GIA’, NOT ONCE: questo «nemmeno una volta» preme sottopelle il corpo, la voce, le mani, la postura del collo, la direzione dello sguardo, il volto così paurosamente mutevole, seducente. Baryshnikov è un artista metamorfico, il suo corpo nello schermo flirta con la tecnologia, penetra e sfugge l’occhio della camera, rivela diabolicamente dettagli della concessione di sé allo scatto, del piacere, ma anche dell’inganno e del rifiuto.
Nel bianco dominante scorre ogni tanto un rivolo di sangue. Sta al centro dello schermo doppio, separa e unisce, sporca e sparisce. Le parti del corpo si mischiano nel racconto e nelle immagini a specchio che si sovrappongono una sull’altra. «Il mio fegato sono le mie braccia, il mio pancreas sono le mie gambe, il mio intestino sono i miei piedi». Tutto si confonde nell’immagine, nel volto doppio che diventa uno, nell’uomo che sembra gufo, scimmia, insetto. Come non ricordare del resto, tanti anni fa a New York, lo strepitoso Gregor Samsa di Baryshnikov ne La metamorfosi di Kafka?
Il fatto è che NOT ONCE., con le sue stanze introdotte da schermi in cui volano palloncini, piume, vetri scintillanti, grazie alla potenza attoriale di Baryshnikov sollecita questioni che riguardano tutti e che l’assenza del tatto amplifica.
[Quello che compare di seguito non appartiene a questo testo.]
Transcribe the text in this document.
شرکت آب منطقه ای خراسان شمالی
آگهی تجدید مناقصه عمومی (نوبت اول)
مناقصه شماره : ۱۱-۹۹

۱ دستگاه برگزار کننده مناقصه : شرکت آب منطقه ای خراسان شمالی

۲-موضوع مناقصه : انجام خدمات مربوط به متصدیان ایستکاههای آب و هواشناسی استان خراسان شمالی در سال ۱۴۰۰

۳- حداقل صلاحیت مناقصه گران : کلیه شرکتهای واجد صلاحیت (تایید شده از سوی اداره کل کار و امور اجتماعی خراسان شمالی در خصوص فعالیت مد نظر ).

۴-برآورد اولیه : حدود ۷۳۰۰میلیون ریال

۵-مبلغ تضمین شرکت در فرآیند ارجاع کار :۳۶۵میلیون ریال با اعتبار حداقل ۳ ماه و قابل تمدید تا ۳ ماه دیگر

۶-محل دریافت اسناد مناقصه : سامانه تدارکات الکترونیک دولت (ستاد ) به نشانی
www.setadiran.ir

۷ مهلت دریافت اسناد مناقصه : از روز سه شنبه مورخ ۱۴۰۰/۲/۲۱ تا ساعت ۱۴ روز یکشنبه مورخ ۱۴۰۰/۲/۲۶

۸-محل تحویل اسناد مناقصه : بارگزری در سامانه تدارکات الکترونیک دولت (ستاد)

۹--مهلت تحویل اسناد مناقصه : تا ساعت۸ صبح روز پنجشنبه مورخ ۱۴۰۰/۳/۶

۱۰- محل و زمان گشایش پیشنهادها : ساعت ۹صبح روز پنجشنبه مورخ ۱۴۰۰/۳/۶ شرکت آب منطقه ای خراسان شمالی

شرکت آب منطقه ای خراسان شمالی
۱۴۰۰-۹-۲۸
Dal testo: «Tutti quegli occhi estranei / che leggono la storia del mio corpo / che fa pensare loro di conoscermi / Non sanno niente / Si muovono o danzano / ecco ciò che fanno / Il cambiamento è essenziale / Io sono alla ricerca…» Magistrale.
TOM è “l’installazione di danza per macchina da presa” del coreografo e artista associato al Sadler’s Wells di Londra, Wilkie Branson, un film tridimensionale da vedere in teatro, alle Tese, un processo di making durato anni, tra un lavoro artigianale fatto a mano, la costruzione di modelli in 3D, l’uso del chroma-key capture e l’animazione digitale. Per raccontare il gap tra natura e civilizzazione, solitudine nella massa, un cammino tra paesaggi che si tramutano verso il ritrovamento di una naturalezza e di una gioia vissuti da se stessi bambini. Terza installazione, alla Sala delle Colonne di Cà Giustinian, con Future Self, due danzatori in carne e ossa della Company Wayne McGregor i cui corpi creano nella struttura a cubo, ideata dalla Random International, eccitanti linee luminose in movimento: una relazione tra “oggetto coreografico” e linguaggio fisico in costante, creativa evoluzione.
Plauso particolare infine nel primo weekend alla Biennale College, con i suoi folgoranti giovani danzatori, che hanno trascinato il pubblico in Solo Echo di Crystal Pite e Far di McGregor, e con i suoi sei danzatori/ coreografi, autori e interpreti di assoli inediti tra le opere della Biennale Architettura.